Go to the Dataflow Create job from template page.

Go to Create job from template

In the Job name field, enter a unique job name.
Optional: For Regional endpoint, select a value from the drop-down menu. The default region is us-central1.
For a list of regions where you can run a Dataflow job, see Dataflow locations.
From the Dataflow template drop-down menu, select the Cloud Datastream to Spanner template.
In the provided parameter fields, enter your parameter values.
Click Run job.

gcloud

In your shell or terminal, run the template:

gcloud dataflow flex-template run JOB_NAME \
    --project=PROJECT_ID \
    --region=REGION_NAME \
    --template-file-gcs-location=gs://dataflow-templates-REGION_NAME/VERSION/flex/Cloud_Datastream_to_Spanner \
    --parameters \
inputFilePattern=GCS_FILE_PATH,\
streamName=STREAM_NAME,\
instanceId=CLOUDSPANNER_INSTANCE,\
databaseId=CLOUDSPANNER_DATABASE,\
deadLetterQueueDirectory=DLQ

Replace the following:

PROJECT_ID: the Google Cloud project ID where you want to run the Dataflow job
JOB_NAME: a unique job name of your choice
REGION_NAME: the region where you want to deploy your Dataflow job—for example, us-central1
VERSION: the version of the template that you want to use
You can use the following values:
- latest to use the latest version of the template, which is available in the non-dated parent folder in the bucket— gs://dataflow-templates-REGION_NAME/latest/
- the version name, like 2023-09-12-00_RC00, to use a specific version of the template, which can be found nested in the respective dated parent folder in the bucket— gs://dataflow-templates-REGION_NAME/
Caution: The latest version of templates might update with breaking changes. Your production environments should use templates kept in the most recent dated parent folder to prevent these breaking changes from affecting your production workflows.
GCS_FILE_PATH: the Cloud Storage path that is used to store datastream events. For example: gs://bucket/path/to/data/
CLOUDSPANNER_INSTANCE: your Spanner instance.
CLOUDSPANNER_DATABASE: your Spanner database.
DLQ: the Cloud Storage path for the error queue directory.

API

To run the template using the REST API, send an HTTP POST request. For more information on the API and its authorization scopes, see projects.templates.launch.

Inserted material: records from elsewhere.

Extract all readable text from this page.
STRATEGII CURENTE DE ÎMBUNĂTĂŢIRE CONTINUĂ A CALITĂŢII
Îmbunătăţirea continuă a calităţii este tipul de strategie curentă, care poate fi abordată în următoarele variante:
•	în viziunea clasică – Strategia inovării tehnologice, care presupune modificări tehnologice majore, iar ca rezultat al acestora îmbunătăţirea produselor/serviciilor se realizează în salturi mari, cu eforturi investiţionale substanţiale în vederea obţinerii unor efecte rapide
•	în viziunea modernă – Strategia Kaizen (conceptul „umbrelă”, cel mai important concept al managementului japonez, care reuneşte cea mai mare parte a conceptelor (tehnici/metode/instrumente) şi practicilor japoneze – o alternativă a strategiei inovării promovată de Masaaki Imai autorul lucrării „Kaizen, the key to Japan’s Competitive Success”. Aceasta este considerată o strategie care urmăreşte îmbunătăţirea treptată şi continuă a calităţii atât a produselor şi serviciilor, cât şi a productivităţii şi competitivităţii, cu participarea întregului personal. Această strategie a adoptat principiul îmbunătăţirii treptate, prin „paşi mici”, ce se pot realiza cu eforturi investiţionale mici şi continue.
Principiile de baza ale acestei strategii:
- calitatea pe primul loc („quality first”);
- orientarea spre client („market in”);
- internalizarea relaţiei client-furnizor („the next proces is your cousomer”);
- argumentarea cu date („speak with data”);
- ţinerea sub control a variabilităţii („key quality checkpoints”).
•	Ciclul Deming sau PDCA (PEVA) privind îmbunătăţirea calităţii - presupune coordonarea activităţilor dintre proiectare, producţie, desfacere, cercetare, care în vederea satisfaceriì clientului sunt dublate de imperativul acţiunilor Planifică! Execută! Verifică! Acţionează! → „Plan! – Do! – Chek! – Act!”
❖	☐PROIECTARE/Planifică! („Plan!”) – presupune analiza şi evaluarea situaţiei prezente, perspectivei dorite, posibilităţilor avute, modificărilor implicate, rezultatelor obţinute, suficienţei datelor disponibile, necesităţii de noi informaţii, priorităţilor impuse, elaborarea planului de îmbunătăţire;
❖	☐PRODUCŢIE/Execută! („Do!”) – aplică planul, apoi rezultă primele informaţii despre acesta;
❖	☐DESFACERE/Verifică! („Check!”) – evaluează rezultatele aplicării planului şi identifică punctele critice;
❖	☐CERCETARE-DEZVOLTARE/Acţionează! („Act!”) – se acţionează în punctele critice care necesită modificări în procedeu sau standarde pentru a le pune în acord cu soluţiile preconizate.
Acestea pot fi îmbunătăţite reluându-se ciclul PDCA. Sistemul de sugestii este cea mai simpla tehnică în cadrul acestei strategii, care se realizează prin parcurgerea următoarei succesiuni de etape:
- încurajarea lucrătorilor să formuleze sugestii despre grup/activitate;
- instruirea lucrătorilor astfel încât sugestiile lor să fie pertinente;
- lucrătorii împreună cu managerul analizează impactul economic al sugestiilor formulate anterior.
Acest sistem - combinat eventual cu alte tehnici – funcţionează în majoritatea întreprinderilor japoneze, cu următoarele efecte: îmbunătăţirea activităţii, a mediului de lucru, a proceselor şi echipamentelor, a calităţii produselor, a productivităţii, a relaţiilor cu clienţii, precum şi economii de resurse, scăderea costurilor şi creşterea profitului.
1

POST https://dataflow.googleapis.com/v1b3/projects/PROJECT_ID/locations/LOCATION/flexTemplates:launch
{
   "launch_parameter": {
      "jobName": "JOB_NAME",
      "containerSpecGcsPath": "gs://dataflow-templates-REGION_NAME/VERSION/flex/Cloud_Datastream_to_Spanner",
      "parameters": {
          "inputFilePattern": "GCS_FILE_PATH",
          "streamName": "STREAM_NAME"
          "instanceId": "CLOUDSPANNER_INSTANCE"
          "databaseId": "CLOUDSPANNER_DATABASE"
          "deadLetterQueueDirectory": "DLQ"
      }
   }
}